Yesterday my mate came over. Real good mate. It’s like they feel they have to give me intervention for everything! Stress, Getting over my problems, long term goals how to not have Trigeminal Neuralgia. Yeh ya heard me they reckon I should just not complain about it ever! cos it’s just an ailment and I don’t have the right to be in pain. I’m apparently suppose to be in a higher realm where people don’t feel pain. WTF this isn’t Scientology. Even if it was I’m pretty sure the pain would still be there.

Well all that said I love my friends but hey just let me do things my way. If ya aint gonna support or understand don’t kick me when I’m down. I’ll kick myself . Trust me.

I’l find somthing to do today treatment wise. maybe just a walk around the block.  Or do some shopping. might even boil down to just can I do anything I’m pretty nervy today.

Here we go the dog and the man are running around the house yelling and barking (Yes for fun). Is it just me or does that sound primitive.

The only reason he spends more time with the dog is because he speaks dog and chooses not to speak to me. During the day there will be more then half the time he says something he’s actually talking to the dog.  Yes it does make me feel less of a human.  Maybe I’ll do a painting or continue my sketches down at the creek. Yeh thats sounds like a plan. Sounds quiet too, Which I think will be todays theme. As it should sooth the nightmares and bring me back to some kind of reality. I’ll also get straight onto the medication cos the TN is grabbing and making me pretty irritable not to mention excruciatingly sore.

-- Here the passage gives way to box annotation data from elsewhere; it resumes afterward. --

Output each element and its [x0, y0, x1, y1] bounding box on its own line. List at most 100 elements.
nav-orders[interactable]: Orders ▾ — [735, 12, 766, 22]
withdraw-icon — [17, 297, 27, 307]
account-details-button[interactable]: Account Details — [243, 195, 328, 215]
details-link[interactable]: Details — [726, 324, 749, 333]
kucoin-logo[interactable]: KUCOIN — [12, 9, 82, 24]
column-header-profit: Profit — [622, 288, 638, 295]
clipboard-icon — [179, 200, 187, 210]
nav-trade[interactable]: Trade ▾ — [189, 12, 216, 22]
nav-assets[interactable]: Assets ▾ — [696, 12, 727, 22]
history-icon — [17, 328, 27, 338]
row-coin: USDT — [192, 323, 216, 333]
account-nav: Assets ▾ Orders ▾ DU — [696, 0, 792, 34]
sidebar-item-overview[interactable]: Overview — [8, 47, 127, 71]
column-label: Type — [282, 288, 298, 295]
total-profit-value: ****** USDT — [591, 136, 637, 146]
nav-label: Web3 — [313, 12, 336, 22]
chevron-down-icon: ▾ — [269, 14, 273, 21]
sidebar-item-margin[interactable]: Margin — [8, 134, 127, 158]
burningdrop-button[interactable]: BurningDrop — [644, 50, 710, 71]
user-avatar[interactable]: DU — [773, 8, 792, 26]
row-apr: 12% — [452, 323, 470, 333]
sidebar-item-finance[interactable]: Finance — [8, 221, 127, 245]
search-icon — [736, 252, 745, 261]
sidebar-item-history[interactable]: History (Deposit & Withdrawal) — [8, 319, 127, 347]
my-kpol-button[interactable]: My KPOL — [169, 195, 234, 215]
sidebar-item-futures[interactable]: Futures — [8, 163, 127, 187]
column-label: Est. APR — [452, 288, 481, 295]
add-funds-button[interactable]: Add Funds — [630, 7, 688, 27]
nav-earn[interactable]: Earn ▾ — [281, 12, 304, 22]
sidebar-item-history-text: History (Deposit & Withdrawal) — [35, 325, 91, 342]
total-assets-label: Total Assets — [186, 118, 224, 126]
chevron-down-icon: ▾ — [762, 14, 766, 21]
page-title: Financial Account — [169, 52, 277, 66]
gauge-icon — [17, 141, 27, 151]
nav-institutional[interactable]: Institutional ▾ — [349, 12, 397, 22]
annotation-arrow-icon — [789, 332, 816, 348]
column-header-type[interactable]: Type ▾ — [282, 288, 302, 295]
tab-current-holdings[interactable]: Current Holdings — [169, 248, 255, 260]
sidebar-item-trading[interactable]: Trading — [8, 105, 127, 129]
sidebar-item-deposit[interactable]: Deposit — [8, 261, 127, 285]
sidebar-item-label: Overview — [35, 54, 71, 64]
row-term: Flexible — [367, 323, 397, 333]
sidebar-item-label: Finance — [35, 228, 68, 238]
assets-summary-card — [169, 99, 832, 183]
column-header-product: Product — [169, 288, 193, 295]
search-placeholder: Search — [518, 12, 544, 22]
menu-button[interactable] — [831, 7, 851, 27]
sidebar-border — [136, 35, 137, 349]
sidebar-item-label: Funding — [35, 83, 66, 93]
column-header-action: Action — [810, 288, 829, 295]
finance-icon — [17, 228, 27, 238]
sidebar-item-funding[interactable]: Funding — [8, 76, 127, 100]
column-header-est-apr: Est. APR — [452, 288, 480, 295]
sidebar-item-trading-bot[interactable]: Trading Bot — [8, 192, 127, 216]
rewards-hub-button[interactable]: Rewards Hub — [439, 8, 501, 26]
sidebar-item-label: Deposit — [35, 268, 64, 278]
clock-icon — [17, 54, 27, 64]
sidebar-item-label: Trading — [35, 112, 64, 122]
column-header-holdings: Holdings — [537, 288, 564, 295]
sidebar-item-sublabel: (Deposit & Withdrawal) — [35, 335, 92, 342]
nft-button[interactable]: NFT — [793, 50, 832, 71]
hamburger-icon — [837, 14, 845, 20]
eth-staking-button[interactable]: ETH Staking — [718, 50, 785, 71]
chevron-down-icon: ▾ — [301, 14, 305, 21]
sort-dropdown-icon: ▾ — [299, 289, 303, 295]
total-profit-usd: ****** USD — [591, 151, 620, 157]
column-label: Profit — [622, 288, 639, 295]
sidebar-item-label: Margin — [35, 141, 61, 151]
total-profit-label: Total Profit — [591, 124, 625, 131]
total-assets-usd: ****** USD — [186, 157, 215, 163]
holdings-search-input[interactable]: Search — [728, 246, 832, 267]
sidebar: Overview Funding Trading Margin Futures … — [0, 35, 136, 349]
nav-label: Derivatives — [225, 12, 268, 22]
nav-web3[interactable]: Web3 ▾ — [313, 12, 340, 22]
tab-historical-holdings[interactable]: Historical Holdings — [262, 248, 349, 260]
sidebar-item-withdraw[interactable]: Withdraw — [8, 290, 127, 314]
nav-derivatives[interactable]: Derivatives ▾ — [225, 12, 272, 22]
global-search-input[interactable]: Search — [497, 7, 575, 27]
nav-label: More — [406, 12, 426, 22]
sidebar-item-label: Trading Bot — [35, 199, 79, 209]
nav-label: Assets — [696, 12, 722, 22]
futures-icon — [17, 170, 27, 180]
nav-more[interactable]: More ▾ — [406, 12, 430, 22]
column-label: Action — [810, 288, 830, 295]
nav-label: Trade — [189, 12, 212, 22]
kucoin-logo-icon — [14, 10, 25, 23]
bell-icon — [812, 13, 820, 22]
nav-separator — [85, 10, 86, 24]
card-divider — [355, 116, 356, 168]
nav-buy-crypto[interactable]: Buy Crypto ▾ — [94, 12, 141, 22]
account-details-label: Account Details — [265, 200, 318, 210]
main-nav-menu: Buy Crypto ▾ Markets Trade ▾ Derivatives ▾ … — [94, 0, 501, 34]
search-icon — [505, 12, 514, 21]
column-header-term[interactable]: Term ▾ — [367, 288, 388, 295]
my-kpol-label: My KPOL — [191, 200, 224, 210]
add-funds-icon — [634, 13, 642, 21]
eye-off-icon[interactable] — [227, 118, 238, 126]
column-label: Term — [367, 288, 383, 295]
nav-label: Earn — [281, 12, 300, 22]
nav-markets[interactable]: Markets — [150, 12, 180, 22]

I need to try some self -help stuff. No not my usual methods. Something different. Wish me luck

Peace,

NW


This ones for my Friends who’ve kept me Alive

February 23, 2008

Ya’ll know who you are. The ones I’ve spilled my heart out to. They’ve been there solid for me. I have let them down by not being as with it. But they continue to help me and push me in the right direction. I’m doing my best to stay here. I love all you guys. Weather they be nurses or fellow bloggers PA thankyou. And Julian if only we could really meet. Like I said I love you all.